Overview of the team’s activities:
Our team is interested in studying fundamental chemical-physical processes at the molecular scale. We seek to better understand the spectral signatures, transformation and effect of energy injected into isolated molecular systems. Intra- and inter-molecular energy flows and charge transfers following excitation are studied, as well as competing relaxation processes: radiative cooling, isomerization, fragmentation and ionization.
Our experimental tools for the excitation process include lasers, synchrotron radiation and ion beams, providing access to a wide range from the energies typical of molecular rotations to the energies of highly excited electronic states. Several experimental set-ups are developed and operated within the team to gain access to the spectroscopy and dynamics of the systems studied. Theoretical approaches based on statistical thermodynamics, quantum chemistry and vibrational dynamics are developed and applied to model and understand the processes involved.

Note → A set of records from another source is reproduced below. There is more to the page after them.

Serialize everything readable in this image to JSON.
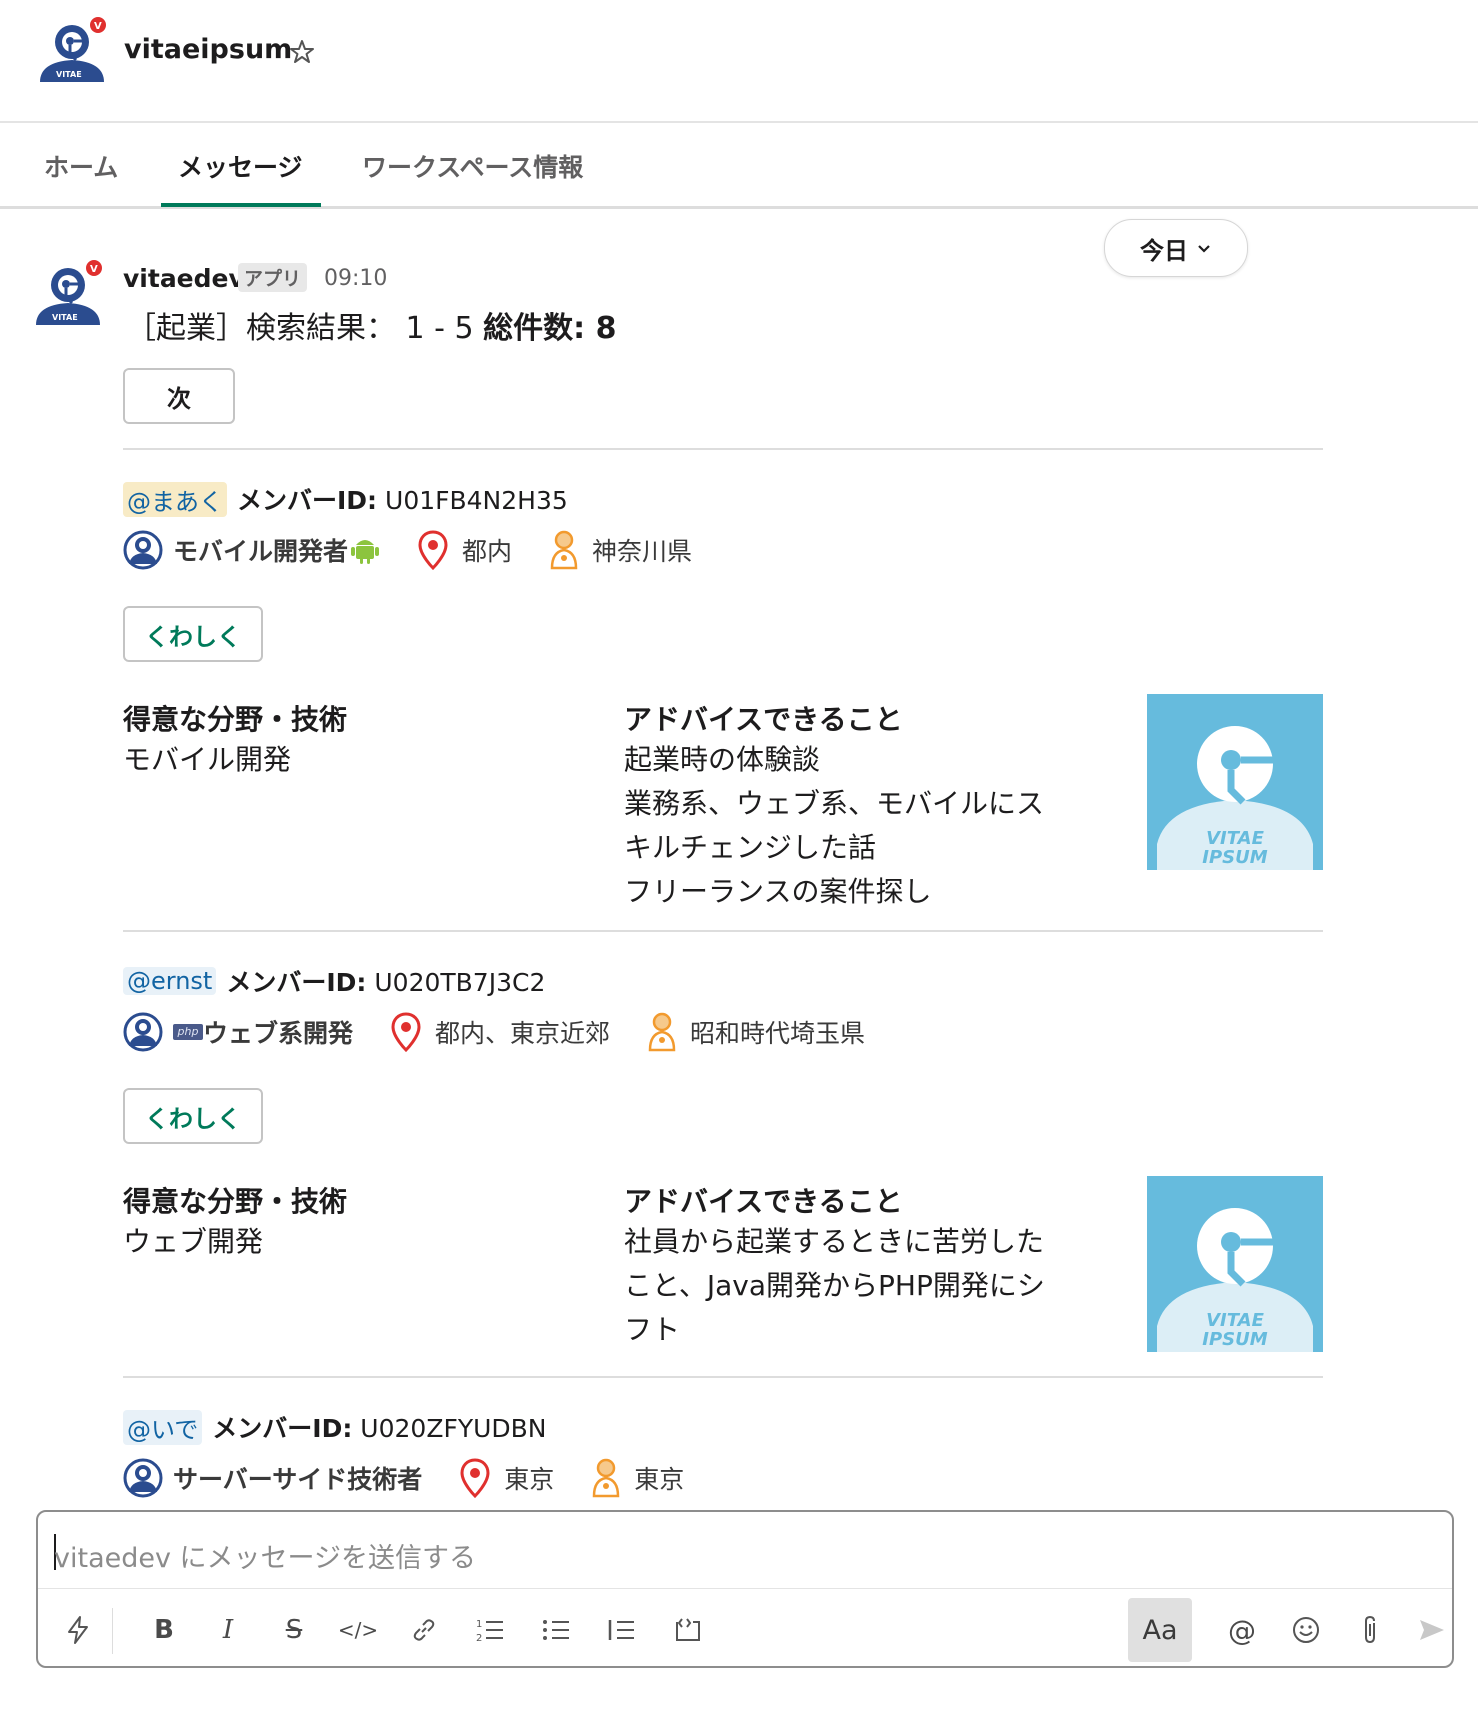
{
  "header": {
    "workspace_name": "vitaeipsum",
    "avatar_text": "VITAE"
  },
  "tabs": [
    {
      "label": "ホーム"
    },
    {
      "label": "メッセージ"
    },
    {
      "label": "ワークスペース情報"
    }
  ],
  "date_filter": {
    "label": "今日"
  },
  "message": {
    "sender": "vitaedev",
    "badge": "アプリ",
    "time": "09:10",
    "headline_prefix": "［起業］検索結果： 1 - 5 ",
    "headline_total": "総件数: 8",
    "next_button": "次"
  },
  "labels": {
    "member_id": "メンバーID:",
    "detail_button": "くわしく",
    "skills_title": "得意な分野・技術",
    "advice_title": "アドバイスできること",
    "thumb_line1": "VITAE",
    "thumb_line2": "IPSUM"
  },
  "members": [
    {
      "mention": "@まあく",
      "member_id": "U01FB4N2H35",
      "role": "モバイル開発者",
      "location": "都内",
      "origin": "神奈川県",
      "skills": "モバイル開発",
      "advice": [
        "起業時の体験談",
        "業務系、ウェブ系、モバイルにス",
        "キルチェンジした話",
        "フリーランスの案件探し"
      ]
    },
    {
      "mention": "@ernst",
      "member_id": "U020TB7J3C2",
      "role_tag": "php",
      "role": "ウェブ系開発",
      "location": "都内、東京近郊",
      "origin": "昭和時代埼玉県",
      "skills": "ウェブ開発",
      "advice": [
        "社員から起業するときに苦労した",
        "こと、Java開発からPHP開発にシ",
        "フト"
      ]
    },
    {
      "mention": "@いで",
      "member_id": "U020ZFYUDBN",
      "role": "サーバーサイド技術者",
      "location": "東京",
      "origin": "東京"
    }
  ],
  "composer": {
    "placeholder": "vitaedev にメッセージを送信する",
    "aa_label": "Aa"
  },
  "colors": {
    "accent": "#007a5a",
    "thumb_bg": "#66bbdd",
    "pin": "#e0302e",
    "baby": "#f29a2e",
    "mention_bg": "#f8ebc6"
  }
}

We are also deeply involved at the interfaces of these research fields. Most of our research activities are motivated by fundamental questions of molecular physics raised by astrophysical observations of both small bodies in our solar system and molecular clouds in the interstellar medium. The complexity of matter on the molecular scale observed in both the interstellar medium and our solar system is a key question. The molecular systems studied are generally related to carbon chemistry, and often include heteroatoms such as hydrogen and nitrogen. In terms of size, they range from small molecules to nanograins of several tens of nanometers. Our team is also involved in research activities related to societal issues.
In particular, we are studying the processes at work following light excitation in artificial photosystems, which mimic natural photosynthesis, to contribute to the research effort towards the production of solar fuels as a renewable energy source.